あらすじ
19世紀のロンドン。生まれつき奇形で醜悪な外見により「エレファント・マン」として見世物小屋に立たされていた青年、ジョン・メリック(ジョン・ハート)。肥大した頭蓋骨は額から突き出、体の至るところに腫瘍があり、歪んだ唇からは明瞭な発音はされず、歩行も杖が無ければ困難という悲惨な状態だった。
ある日彼を見世物小屋で見かけた外科医、フレデリック・トリーブス(アンソニー・ホプキンス)は興味を覚え、研究したいという理由で持ち主のバイツ(フレディ・ジョーンズ)から引き取り、病院の屋根裏部屋で彼の様子を見ることに。
はじめは白痴だと思われていたジョンだったが、やがてトリーブスはジョンが聖書を熱心に読み、芸術を愛する美しい心の持ち主だということに気付く。当初は他人に対し怯えたような素振りを見せるジョンだったが、トリーブスや舞台女優のケンドール夫人(アン・バンクロフト)と接するうちに心を開いていく(wikiより)
エレファントマンのモデル、ジョゼフ・メリックとは
ジョゼフ・ケアリー・メリック(Joseph Carey Merrick1862年8月5日 – 1890年4月11日)は、ヴィクトリア朝時代のイギリスで、今日では主にプロテウス症候群が原因と推測されている身体の極度な変形、膨張から「エレファント・マン」(The Elephant Man)として知られた人物。彼を最初に診察した医師フレデリック・トレヴェスがまとめた回想録を基に作家のバーナード・ポメランスが戯曲にした事から世に広まり映画化され、広く知られるに至った(wikiより)
映画を観た感想
初めてこの映画を観たのは中学生の頃でした。
その頃は経験値があまりにも浅くて、観たときに自分の感情さえ理解することが出来ず、最後のシーンを観たときも言葉に出来ない何かが込み上げてきました。
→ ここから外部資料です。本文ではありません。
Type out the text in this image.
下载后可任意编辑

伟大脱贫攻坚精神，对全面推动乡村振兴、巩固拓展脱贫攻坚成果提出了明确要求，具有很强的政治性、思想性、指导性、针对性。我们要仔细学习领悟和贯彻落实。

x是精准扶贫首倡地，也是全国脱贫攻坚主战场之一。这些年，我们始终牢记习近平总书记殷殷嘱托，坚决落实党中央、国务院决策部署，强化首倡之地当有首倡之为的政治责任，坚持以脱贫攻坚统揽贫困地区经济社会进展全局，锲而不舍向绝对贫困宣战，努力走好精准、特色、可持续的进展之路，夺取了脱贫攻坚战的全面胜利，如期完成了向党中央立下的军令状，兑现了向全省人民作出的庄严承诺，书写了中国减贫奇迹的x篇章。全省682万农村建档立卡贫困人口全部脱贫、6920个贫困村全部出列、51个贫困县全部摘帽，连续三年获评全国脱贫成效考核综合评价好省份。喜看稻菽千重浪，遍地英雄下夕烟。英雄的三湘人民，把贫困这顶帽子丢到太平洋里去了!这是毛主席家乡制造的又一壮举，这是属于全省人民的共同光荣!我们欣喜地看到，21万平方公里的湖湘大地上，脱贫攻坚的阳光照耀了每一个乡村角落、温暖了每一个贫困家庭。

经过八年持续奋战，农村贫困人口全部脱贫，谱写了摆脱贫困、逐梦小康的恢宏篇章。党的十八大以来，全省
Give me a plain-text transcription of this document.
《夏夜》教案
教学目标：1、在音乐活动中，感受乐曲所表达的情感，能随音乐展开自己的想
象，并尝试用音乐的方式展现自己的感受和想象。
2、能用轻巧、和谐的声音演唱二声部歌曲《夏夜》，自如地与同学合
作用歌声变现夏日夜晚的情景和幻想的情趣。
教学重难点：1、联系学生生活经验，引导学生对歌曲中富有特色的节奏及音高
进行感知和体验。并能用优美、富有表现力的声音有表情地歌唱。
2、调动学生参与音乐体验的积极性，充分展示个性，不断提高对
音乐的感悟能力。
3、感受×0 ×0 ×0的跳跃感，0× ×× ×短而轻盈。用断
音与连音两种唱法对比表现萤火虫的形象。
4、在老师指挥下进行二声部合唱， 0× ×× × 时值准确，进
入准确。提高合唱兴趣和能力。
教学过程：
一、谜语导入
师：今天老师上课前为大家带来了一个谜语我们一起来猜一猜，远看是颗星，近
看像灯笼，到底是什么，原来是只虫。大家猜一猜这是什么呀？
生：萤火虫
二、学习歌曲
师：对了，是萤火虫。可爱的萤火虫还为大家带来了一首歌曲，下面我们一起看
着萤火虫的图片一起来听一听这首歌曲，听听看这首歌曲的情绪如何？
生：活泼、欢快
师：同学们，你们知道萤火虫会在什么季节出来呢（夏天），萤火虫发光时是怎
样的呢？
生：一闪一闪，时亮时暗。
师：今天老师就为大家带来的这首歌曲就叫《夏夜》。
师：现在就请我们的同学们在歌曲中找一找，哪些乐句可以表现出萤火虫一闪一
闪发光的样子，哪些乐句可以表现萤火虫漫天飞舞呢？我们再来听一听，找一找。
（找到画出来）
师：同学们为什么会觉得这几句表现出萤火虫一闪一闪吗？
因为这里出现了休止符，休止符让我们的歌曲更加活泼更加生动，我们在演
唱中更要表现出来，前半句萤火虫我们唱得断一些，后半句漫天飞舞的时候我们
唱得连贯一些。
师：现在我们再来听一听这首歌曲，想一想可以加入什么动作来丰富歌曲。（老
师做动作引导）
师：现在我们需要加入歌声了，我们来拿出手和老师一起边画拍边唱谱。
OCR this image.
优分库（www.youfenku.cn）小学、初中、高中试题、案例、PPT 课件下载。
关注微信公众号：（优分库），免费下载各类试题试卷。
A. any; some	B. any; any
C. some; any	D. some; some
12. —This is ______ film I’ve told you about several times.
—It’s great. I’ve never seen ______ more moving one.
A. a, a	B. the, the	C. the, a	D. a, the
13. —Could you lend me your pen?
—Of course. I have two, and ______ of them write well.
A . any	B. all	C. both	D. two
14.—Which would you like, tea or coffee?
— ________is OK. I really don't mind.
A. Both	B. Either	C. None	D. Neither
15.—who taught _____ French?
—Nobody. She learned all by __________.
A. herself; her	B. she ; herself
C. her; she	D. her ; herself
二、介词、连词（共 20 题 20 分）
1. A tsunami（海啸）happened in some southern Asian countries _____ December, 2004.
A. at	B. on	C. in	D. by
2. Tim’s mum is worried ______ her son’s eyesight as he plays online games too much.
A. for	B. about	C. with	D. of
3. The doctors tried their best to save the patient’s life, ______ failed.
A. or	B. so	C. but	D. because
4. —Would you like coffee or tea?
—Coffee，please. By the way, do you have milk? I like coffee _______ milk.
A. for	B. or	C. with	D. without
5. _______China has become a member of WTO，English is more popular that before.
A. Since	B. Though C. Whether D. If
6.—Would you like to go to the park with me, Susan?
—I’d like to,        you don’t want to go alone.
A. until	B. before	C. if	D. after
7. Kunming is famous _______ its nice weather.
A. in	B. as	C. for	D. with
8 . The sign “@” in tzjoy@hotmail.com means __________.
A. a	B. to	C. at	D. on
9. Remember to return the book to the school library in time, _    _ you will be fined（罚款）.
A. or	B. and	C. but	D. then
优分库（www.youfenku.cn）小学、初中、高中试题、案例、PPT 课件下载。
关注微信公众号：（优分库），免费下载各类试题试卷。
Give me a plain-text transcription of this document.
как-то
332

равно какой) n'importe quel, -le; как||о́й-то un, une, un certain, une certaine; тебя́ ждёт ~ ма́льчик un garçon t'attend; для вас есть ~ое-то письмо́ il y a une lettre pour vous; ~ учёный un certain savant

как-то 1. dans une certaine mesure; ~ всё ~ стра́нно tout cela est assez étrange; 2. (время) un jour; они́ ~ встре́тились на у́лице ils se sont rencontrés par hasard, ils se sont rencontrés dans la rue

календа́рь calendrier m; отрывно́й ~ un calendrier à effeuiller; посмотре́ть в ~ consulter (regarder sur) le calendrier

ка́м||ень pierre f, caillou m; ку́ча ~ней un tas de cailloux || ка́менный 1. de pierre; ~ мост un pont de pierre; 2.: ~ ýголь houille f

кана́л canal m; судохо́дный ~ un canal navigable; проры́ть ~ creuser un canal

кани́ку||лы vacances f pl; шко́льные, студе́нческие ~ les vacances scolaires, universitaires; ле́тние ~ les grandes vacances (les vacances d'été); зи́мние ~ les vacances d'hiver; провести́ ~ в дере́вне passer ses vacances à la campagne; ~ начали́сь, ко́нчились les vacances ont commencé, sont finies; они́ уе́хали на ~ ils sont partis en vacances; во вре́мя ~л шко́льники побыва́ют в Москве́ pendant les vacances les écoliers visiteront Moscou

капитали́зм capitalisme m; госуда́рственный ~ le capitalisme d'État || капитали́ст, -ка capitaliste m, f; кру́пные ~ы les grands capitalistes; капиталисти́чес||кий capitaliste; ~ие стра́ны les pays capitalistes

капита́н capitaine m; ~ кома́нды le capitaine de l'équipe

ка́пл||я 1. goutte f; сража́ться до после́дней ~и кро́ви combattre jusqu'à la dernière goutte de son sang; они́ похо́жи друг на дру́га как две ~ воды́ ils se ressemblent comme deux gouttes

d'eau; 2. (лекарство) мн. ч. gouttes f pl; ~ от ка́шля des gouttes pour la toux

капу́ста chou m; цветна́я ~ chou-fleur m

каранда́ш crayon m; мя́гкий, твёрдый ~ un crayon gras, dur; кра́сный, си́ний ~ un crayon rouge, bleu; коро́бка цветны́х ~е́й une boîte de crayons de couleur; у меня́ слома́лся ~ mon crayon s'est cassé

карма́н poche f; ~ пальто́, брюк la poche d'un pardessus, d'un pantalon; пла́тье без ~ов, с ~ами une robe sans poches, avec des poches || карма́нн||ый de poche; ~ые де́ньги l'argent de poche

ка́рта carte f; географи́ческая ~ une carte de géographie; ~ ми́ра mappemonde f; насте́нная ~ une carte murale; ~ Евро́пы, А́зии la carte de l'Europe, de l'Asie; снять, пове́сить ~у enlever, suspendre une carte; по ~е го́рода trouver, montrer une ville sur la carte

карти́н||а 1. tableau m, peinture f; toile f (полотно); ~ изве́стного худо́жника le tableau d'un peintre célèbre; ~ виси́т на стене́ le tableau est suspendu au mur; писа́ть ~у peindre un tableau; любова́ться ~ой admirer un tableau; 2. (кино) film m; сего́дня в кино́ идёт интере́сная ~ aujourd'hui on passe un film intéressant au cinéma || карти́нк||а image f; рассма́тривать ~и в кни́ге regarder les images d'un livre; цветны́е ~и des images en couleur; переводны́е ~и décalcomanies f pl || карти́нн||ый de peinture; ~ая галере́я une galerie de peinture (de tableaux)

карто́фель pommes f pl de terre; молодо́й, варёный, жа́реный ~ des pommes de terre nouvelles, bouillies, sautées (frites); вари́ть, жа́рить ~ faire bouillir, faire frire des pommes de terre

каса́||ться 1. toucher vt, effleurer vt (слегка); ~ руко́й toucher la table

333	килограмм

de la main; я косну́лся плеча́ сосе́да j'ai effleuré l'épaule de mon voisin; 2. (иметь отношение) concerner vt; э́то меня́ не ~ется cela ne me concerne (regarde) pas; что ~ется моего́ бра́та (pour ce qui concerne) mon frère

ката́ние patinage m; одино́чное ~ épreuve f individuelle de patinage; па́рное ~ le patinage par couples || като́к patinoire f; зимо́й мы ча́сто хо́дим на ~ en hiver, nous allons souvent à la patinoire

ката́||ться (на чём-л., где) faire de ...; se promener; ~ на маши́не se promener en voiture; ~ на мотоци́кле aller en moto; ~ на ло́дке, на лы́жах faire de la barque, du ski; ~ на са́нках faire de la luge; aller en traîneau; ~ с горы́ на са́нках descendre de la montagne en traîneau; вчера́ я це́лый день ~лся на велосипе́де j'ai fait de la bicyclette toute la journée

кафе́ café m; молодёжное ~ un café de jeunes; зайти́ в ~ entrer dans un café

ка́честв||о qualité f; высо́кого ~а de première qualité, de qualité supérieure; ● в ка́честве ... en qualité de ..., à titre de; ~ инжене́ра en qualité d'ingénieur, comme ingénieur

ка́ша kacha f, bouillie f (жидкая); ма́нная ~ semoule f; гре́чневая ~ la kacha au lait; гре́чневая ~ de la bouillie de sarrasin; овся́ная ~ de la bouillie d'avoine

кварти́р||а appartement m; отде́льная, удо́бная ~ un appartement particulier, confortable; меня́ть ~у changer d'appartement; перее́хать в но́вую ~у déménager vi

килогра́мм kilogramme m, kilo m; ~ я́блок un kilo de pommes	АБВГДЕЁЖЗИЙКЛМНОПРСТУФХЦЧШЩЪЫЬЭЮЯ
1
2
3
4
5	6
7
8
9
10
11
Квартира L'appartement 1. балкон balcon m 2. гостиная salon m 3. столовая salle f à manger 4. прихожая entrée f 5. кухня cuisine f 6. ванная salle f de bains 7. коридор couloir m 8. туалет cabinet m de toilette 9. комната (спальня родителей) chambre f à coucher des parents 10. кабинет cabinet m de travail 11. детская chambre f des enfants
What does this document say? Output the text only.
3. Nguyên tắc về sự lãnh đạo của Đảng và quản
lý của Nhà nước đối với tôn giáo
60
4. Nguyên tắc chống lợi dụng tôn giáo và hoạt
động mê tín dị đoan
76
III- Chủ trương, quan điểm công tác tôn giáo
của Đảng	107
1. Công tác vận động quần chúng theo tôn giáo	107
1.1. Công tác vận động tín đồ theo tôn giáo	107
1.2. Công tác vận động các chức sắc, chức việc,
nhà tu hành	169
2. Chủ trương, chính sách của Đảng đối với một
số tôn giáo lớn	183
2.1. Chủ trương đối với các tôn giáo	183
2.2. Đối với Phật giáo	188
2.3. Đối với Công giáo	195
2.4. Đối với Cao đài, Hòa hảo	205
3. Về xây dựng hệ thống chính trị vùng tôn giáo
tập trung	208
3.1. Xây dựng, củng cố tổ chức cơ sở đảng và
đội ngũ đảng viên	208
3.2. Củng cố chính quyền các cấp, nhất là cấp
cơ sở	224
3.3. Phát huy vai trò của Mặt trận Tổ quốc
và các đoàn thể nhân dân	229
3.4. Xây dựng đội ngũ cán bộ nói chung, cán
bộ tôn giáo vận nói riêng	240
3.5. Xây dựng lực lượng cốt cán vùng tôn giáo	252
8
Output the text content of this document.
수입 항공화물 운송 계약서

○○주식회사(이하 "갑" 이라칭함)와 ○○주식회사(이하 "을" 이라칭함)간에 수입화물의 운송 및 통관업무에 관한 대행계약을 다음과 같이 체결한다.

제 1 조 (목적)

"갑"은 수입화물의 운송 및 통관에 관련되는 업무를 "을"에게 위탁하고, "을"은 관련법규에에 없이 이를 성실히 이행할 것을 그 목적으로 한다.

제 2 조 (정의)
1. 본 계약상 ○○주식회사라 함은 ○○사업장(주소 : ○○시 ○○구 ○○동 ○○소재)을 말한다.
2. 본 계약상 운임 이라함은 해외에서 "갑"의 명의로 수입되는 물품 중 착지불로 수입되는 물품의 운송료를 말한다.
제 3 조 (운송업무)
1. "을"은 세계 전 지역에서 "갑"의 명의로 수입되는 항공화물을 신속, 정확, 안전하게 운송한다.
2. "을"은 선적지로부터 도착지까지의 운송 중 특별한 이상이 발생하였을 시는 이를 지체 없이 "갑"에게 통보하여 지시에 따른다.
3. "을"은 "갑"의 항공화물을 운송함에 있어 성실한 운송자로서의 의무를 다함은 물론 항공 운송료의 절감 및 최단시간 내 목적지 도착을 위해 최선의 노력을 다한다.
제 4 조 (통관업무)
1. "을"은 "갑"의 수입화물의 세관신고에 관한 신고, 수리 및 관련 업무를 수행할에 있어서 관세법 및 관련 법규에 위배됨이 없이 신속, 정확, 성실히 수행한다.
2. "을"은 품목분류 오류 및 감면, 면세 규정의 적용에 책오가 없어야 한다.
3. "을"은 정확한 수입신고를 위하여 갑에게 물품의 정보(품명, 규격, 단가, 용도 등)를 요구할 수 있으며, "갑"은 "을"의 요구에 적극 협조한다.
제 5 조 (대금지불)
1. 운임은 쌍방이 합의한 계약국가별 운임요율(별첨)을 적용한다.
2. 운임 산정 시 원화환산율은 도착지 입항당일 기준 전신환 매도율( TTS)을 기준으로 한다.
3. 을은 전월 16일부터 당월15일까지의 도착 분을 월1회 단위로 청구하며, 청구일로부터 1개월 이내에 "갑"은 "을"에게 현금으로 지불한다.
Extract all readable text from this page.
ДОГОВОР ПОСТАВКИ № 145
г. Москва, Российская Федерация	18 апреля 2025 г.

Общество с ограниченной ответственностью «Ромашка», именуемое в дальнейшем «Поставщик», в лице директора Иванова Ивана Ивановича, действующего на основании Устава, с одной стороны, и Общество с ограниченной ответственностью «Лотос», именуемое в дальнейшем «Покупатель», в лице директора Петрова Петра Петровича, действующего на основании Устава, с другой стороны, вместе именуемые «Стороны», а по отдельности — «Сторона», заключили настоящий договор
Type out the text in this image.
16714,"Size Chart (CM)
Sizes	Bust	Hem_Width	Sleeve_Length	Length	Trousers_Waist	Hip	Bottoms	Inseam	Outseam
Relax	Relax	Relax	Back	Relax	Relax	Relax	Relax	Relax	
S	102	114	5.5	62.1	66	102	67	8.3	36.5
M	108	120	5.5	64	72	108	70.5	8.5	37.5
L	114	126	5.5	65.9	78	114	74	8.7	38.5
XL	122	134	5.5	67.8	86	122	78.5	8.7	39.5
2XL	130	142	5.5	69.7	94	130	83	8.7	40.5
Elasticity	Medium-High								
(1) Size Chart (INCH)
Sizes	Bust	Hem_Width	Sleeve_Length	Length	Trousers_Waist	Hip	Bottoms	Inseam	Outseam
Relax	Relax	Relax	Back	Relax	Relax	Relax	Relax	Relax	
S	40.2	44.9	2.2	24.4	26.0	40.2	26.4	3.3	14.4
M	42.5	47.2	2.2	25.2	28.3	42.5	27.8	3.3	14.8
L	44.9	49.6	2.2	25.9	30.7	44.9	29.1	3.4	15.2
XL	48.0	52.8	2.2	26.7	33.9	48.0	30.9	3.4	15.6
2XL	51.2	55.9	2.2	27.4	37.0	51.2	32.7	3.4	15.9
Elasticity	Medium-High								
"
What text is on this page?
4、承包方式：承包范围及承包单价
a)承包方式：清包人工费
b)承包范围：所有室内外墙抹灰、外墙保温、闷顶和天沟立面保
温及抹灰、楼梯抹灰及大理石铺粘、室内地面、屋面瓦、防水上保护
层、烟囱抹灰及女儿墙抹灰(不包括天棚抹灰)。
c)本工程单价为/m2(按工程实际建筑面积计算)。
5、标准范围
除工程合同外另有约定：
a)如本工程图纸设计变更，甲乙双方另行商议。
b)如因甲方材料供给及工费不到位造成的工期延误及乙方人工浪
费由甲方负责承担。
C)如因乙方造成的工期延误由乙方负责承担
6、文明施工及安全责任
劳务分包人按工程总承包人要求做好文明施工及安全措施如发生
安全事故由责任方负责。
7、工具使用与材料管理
今改めてこの映画を観たのですが、自分が大人になったことを実感しました。
シーンが移るたびに涙が止まらなくなり、中学生当時の自分がこの映画を観たときに、ジョンを見世物として酷く熱かった人たちや、優しく接しなかった人たち、自分たちと違うからと差別的態度をとった人たちのような人間や大人にだけは決してならないようにしようと思ったこと、医者の奥様や、彼の周囲で親切にしてくれていた人たちのような人間や大人になりたいと思ったことを思い出しました。
映画を観終わった時に、今の自分が映画に出てきた人たちのどの人種に当てはまるのかを考えた時に、自分自身が当時なりたくないと思っていた人間寄りになっている気がして落胆をしました。
あの時の私の気持ちはどこで道を外したのでしょう。
「環境や境遇が人を変える」
エレファントマンと呼ばれたジョンは、かなり酷い境遇で生きてきたと思いますが、それでも綺麗な心や美しいものを愛する心を持ち続けていました。
様々な映画や現実では、酷い境遇で生きてきた人たちは、人や社会や全ての環境を憎み、心も荒むものです。
けれども自分に酷いことをする人たちを恨むような姿勢は映画だからかもしれませんが、ありませんでした。
周囲にも感謝の気持ちを常に抱いていました。
比較するのはおかしいことかもしれませんが、今の私自身は周囲への感謝の気持ちが希薄したことに気付きました。
環境が人を変えると言いながらも、自分の揺るぎない美しいものを愛する心を手放さなかったり、感謝の気持ちにしても、周囲の人たちに優しく接する心にしても、彼は強い人だなと思いました。
外見は大事だとは生きていて実感は日々感じます。
けれども、観ている時から私は人様の目に触れることを恥ずかしく思いました。
人の目に触れるものが容姿ではなく心を具現化したものだとしたならば、きっと道行く人たちの具現化したものは彼の容姿よりももっともっと醜い姿をしていると思います。
中学生の頃よりは理解出来る感情が芽生えたのにも関わらず、まだまだ消化しきれない感情が残っているので、また20年後に改めて観たら、今とは違う気持ちで観れることでしょう。
大人になる…子どもの時にはとても理解できないくらいに、全ての人と平等に接することは難しいです。
偏見の物差しで人を日々測り、簡単に確認をするこたなく、その物差しの結果で距離をとってしまう。
今からでも中学生の頃になりたいと思った大人になれるように日々精進したいと思いました。
それくらいに考えさせられ、自分を律し、改めたいと思えた作品でした。
この歳で再度観て良かったです。